While it seems the Jammu agitation cuts across the political lines, surely it is the BJP associates who are in the driver's seat and others have meekly surrendered to this agitation.
The central government is playing its old role of silent spectator, helplessly watching separatists and communalists stoke the fires on both the sides. This is akin to its role in opening the gates of Babri Mosque and playing fiddle when the Mosque was being demolished by RSS and company.
Today many ideologues are arguing that "Azadi" is the solution; some of them are arguing that economically people of the State stand to benefit if the old trade routes to Pakistan are normalised.
In this charged up atmosphere and this strategically located area, is it not overdue the wishes of regions, dialogue between all concerned parties are the guiding reason rather than the legalistic and 'blind nationalist' approaches?
J&K acceded to India, but at the same time one has to realise that right from the beginning the autonomy which was promised in the treaty of accession, was never honoured and the clauses of the treaty were violated with impunity.
New Delhi thus has two political fronts to deal with, one Muslim and one Hindu. Any concessions it might offer to those protesting in Srinagar will provide fodder to the equally noisy protesters in Jammu.
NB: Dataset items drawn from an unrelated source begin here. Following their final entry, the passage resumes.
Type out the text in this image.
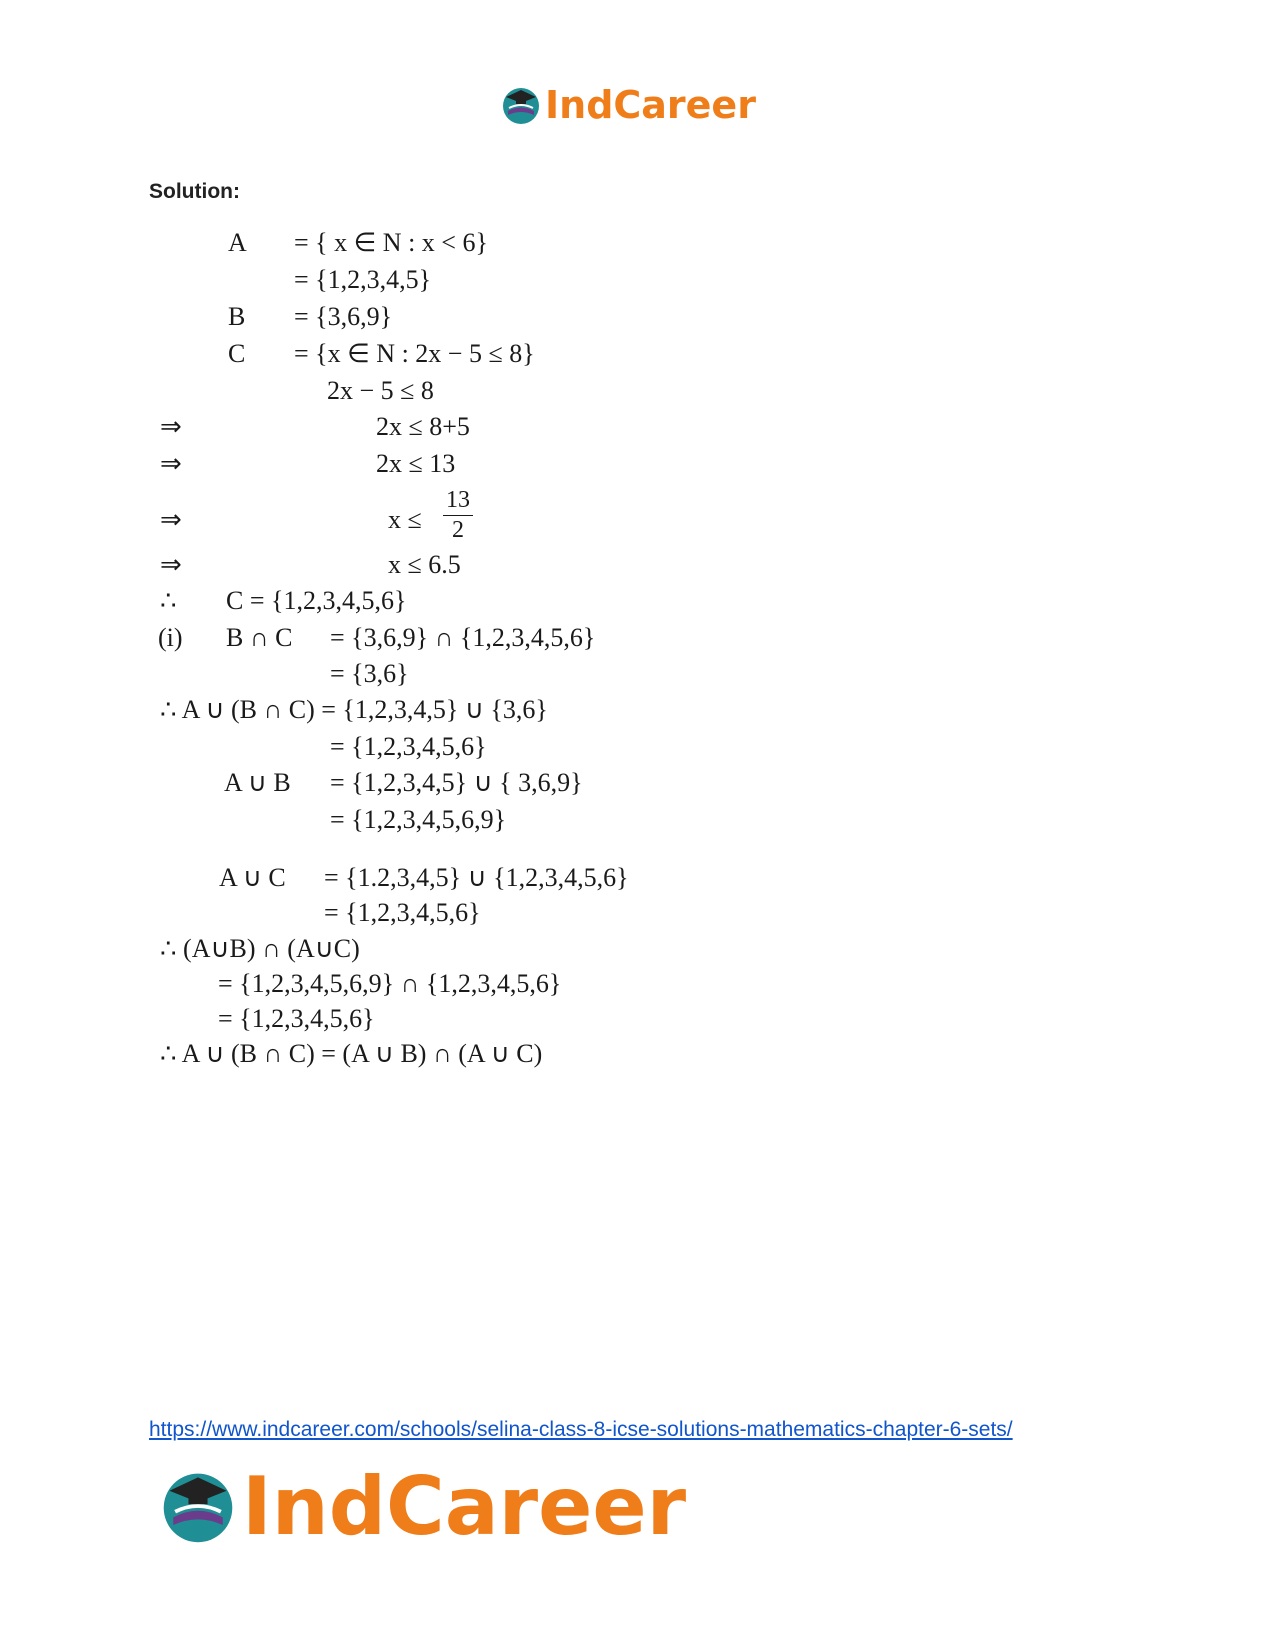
IndCareer
Solution:
A = { x ∈ N : x < 6}
= {1,2,3,4,5}
B = {3,6,9}
C = {x ∈ N : 2x − 5 ≤ 8}
2x − 5 ≤ 8
⇒	2x ≤ 8+5
⇒	2x ≤ 13
⇒	$x \le \frac{13}{2}$
⇒	x ≤ 6.5
∴ C = {1,2,3,4,5,6}
(i) B ∩ C = {3,6,9} ∩ {1,2,3,4,5,6}
= {3,6}
∴ A ∪ (B ∩ C) = {1,2,3,4,5} ∪ {3,6}
= {1,2,3,4,5,6}
A ∪ B = {1,2,3,4,5} ∪ { 3,6,9}
= {1,2,3,4,5,6,9}
A ∪ C = {1.2,3,4,5} ∪ {1,2,3,4,5,6}
= {1,2,3,4,5,6}
∴ (A∪B) ∩ (A∪C)
= {1,2,3,4,5,6,9} ∩ {1,2,3,4,5,6}
= {1,2,3,4,5,6}
∴ A ∪ (B ∩ C) = (A ∪ B) ∩ (A ∪ C)
https://www.indcareer.com/schools/selina-class-8-icse-solutions-mathematics-chapter-6-sets/
IndCareer
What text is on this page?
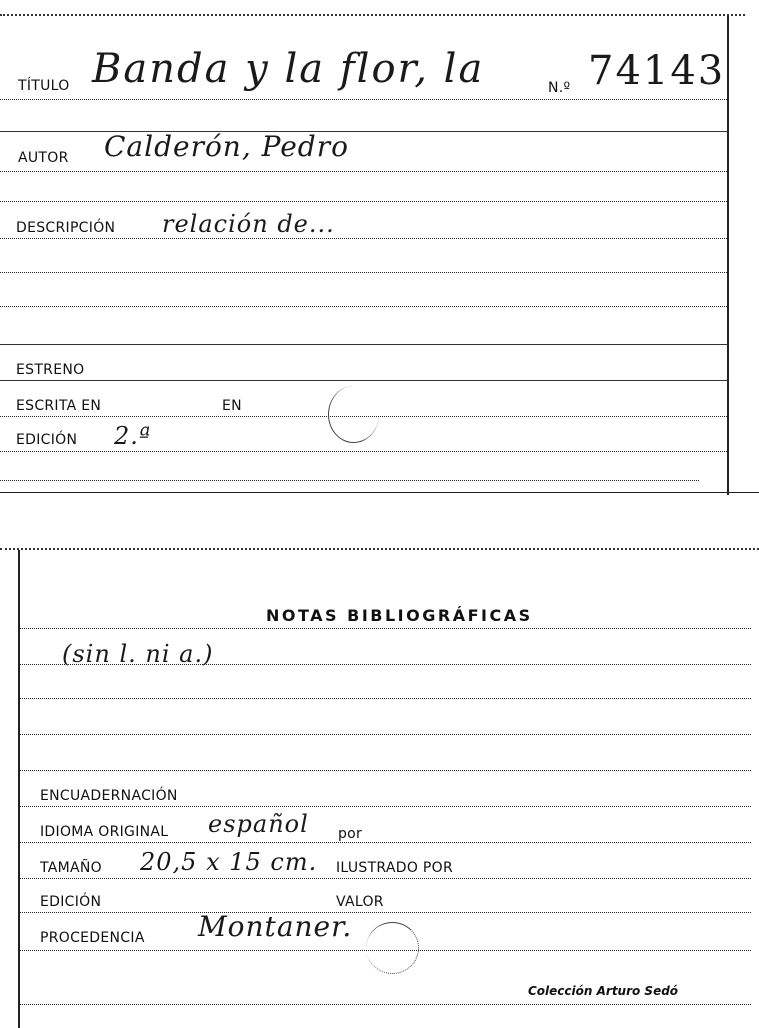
TÍTULO Banda y la flor, la	N.º 74143
AUTOR Calderón, Pedro
DESCRIPCIÓN relación de...
ESTRENO
ESCRITA EN	EN
EDICIÓN 2.ª
NOTAS BIBLIOGRÁFICAS
(sin l. ni a.)
ENCUADERNACIÓN
IDIOMA ORIGINAL español por
TAMAÑO 20,5 x 15 cm. ILUSTRADO POR
EDICIÓN	VALOR
PROCEDENCIA Montaner.
Colección Arturo Sedó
What's more, the Hindu right-wing Bharatiya Janata Party has taken the issue beyond the state of J&K into the rest of India, and seems set to make it an election issue during the general elections expected at the beginning of next year. Because of the protests, the state elections have been put off until next year.
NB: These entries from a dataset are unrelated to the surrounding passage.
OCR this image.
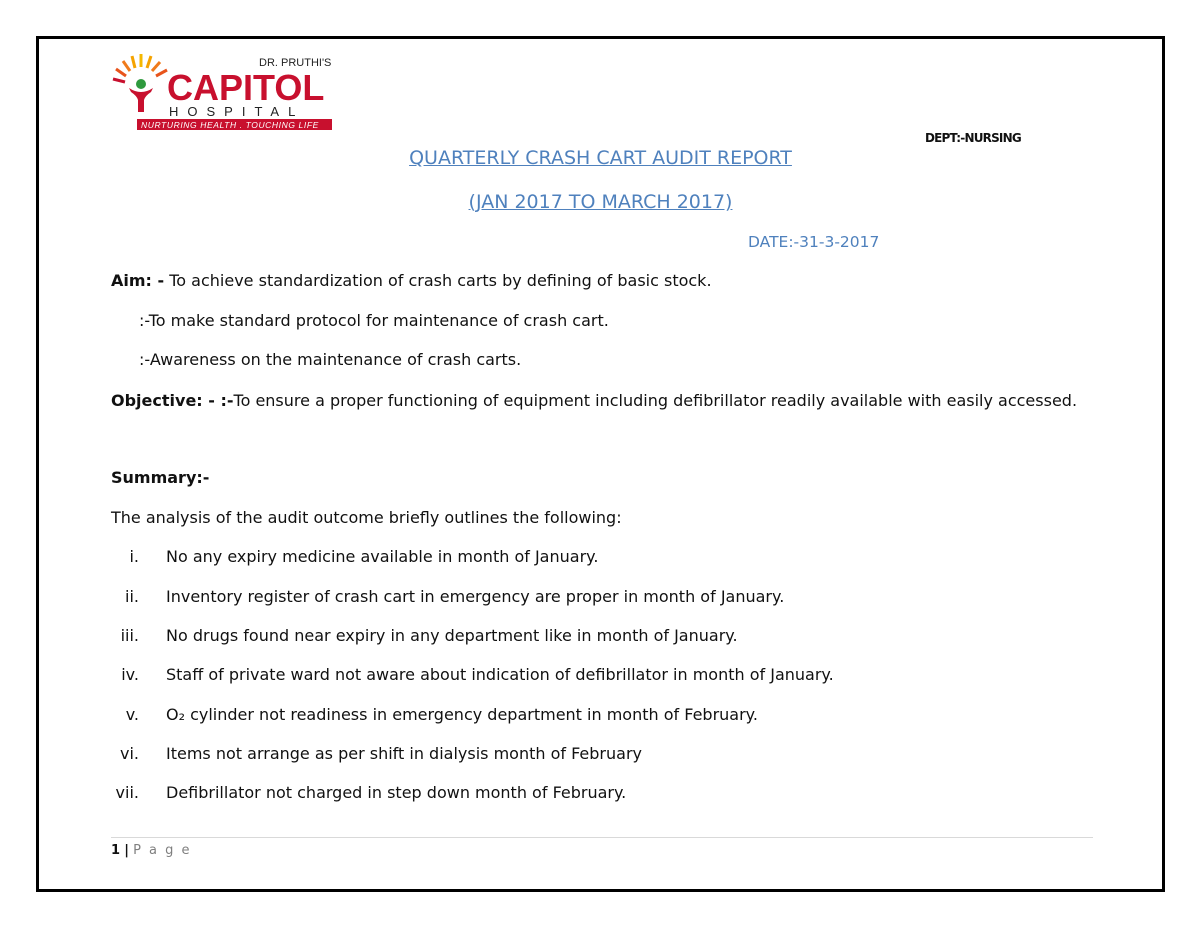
DR. PRUTHI'S
CAPITOL
HOSPITAL
NURTURING HEALTH . TOUCHING LIFE
DEPT:-NURSING
QUARTERLY CRASH CART AUDIT REPORT
(JAN 2017 TO MARCH 2017)
DATE:-31-3-2017
Aim: - To achieve standardization of crash carts by defining of basic stock.
:-To make standard protocol for maintenance of crash cart.
:-Awareness on the maintenance of crash carts.
Objective: - :-To ensure a proper functioning of equipment including defibrillator readily available with easily accessed.
Summary:-
The analysis of the audit outcome briefly outlines the following:
i. No any expiry medicine available in month of January.
ii. Inventory register of crash cart in emergency are proper in month of January.
iii. No drugs found near expiry in any department like in month of January.
iv. Staff of private ward not aware about indication of defibrillator in month of January.
v. O₂ cylinder not readiness in emergency department in month of February.
vi. Items not arrange as per shift in dialysis month of February
vii. Defibrillator not charged in step down month of February.
1 | P a g e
Despite the UN's failure in Kashmir, the presence of United Nations Military Observer Group in India and Pakistan (UNMOGIP) office in Kashmir continues to symbolically affirm the Kashmiri sentiment that their land is not yet another Indian State but an internationally recognized disputed territory and that their cause is a historical and just one.
The words 'United Nations', 'Self-determination' and 'Plebiscite' have become integral to the Kashmiri political lexicon. Though the UN has failed in bringing about a solution to the Kashmir riddle, its past involvement in Kashmir Conflict has undoubtedly provided legitimacy and strength to the separatist argument in Kashmir.
Ironically, on the one hand Kashmiri separatism has drawn strength from the UN resolutions but on the other hand framing the Kashmir conflict as an India-Pakistan (Inter-State) conflict in the UN has prevented international recognition of the Kashmiri nationalist movement as the defining characteristic of the present-day Kashmir conflict.
One would like to hope that all these complexities and grievances of the people of Jammu, the people of Kashmir valley form the basis of peaceful and just solution to the present turmoil in the state.